Do good investment opportunities still exist in China? Certainly, there is overcapacity in infrastructure-related industries such as, steel, cement, glass and aluminum. But these are medium to low-end industries. The opportunities for upgrading and investing in medium to high-end industries with high returns remain tremendous. Moreover, while China has invested heavily in infrastructure, connecting one city to another through highways, rail and ports, there is still a severe shortage of infrastructure within cities, including in underground transportation and pipelines. Investments in these areas would generate high economic returns.

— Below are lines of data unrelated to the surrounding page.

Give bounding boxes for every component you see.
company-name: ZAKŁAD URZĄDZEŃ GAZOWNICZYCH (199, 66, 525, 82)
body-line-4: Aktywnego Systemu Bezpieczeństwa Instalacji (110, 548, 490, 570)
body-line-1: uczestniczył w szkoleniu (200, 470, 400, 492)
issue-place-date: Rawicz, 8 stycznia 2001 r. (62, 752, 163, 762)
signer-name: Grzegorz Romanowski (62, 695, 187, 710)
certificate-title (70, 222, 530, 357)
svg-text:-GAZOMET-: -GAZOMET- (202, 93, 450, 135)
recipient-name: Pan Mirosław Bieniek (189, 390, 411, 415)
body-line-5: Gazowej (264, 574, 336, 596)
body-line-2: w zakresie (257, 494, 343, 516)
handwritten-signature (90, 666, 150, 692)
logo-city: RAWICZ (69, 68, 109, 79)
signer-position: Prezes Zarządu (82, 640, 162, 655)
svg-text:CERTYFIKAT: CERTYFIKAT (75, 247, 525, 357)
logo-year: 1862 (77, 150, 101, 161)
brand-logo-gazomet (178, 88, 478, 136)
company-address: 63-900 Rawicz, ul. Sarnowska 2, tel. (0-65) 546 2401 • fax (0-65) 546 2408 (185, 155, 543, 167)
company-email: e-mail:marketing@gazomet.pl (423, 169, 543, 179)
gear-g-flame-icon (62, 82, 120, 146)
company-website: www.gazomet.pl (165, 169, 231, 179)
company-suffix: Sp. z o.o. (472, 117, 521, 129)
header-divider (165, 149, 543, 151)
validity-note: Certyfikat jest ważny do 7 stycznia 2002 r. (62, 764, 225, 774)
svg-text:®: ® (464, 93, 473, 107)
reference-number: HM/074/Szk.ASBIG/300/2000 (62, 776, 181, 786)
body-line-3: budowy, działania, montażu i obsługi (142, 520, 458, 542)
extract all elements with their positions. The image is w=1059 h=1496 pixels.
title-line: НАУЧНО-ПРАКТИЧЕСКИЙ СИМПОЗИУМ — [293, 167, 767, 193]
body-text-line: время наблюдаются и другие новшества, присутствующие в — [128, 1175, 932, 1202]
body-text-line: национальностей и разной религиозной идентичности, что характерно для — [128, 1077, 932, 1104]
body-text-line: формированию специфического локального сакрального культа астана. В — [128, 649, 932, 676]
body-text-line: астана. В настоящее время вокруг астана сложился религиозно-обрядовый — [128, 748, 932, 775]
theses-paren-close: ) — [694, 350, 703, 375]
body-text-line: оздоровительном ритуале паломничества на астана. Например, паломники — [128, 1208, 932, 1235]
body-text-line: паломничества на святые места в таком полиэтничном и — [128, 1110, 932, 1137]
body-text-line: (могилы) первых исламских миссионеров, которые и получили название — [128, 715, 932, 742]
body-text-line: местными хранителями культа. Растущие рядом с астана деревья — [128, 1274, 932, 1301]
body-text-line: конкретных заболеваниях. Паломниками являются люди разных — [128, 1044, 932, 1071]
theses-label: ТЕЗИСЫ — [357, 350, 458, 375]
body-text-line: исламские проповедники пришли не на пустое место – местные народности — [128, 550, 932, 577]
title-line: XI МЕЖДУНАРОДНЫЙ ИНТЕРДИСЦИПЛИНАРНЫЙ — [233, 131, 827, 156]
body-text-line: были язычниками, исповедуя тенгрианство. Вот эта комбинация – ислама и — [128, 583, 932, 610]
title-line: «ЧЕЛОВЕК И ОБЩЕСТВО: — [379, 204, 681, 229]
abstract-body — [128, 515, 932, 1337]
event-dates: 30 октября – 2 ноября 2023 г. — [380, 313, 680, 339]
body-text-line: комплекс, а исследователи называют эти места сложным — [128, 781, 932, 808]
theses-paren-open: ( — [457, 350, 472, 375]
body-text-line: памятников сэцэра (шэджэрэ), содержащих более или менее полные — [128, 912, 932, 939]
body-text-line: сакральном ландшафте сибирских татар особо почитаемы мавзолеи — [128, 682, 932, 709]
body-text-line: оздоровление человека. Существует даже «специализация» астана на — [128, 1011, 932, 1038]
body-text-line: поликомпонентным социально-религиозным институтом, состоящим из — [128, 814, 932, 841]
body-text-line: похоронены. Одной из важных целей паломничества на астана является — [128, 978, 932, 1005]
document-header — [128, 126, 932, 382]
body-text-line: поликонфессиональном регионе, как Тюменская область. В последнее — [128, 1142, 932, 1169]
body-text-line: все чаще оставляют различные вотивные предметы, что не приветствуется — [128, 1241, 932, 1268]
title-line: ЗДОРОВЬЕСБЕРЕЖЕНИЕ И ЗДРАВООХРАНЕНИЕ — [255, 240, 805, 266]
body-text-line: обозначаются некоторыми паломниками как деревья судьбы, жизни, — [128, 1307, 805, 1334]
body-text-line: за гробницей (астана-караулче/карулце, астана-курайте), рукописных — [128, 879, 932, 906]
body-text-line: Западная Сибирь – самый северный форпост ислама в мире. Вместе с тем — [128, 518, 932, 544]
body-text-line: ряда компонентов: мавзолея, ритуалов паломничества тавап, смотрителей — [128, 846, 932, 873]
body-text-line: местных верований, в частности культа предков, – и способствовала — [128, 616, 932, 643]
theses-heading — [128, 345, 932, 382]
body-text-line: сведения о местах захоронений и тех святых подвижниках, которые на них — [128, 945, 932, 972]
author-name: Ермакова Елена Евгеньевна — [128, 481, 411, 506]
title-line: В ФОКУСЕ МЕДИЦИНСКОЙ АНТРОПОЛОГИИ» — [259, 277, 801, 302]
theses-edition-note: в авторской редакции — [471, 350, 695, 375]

With a current urbanisation rate of 54%, which is expected to exceed 80% as it develops into a high-income country, China still has a long way to go. Unlike in high-income countries such as the US, Europe and Japan, whose industries are at the technological frontier and as such are experiencing diminishing returns, opportunities for catchup growth are prevalent in China.

Proactive policies

China still has huge space for proactive fiscal policies. Government debt, both central and local, makes up less than 45% of GDP – one of the lowest rates in the world. In addition, private savings make up nearly 50% of GDP – one of the highest in the world. Government investment could be used to leverage private investment. Domestic savings and ample foreign exchange reserves set China apart from many other developing countries.

By matching investment opportunities and resources, China can retain high investment growth, in turn boosting employment, revenue and consumption. The dual targets of doubling GDP and per capita income during the next half-decade can be achieved. China should become a high income country by around 2020.

This is good news for people across the globe. High income countries currently account for 15% of the world's population, a figure that could double in the next five years as China continues to provide economic opportunities not just at home but abroad. As President Xi Jinping urged in Vietnam in November 2015: time to board China's express train of development.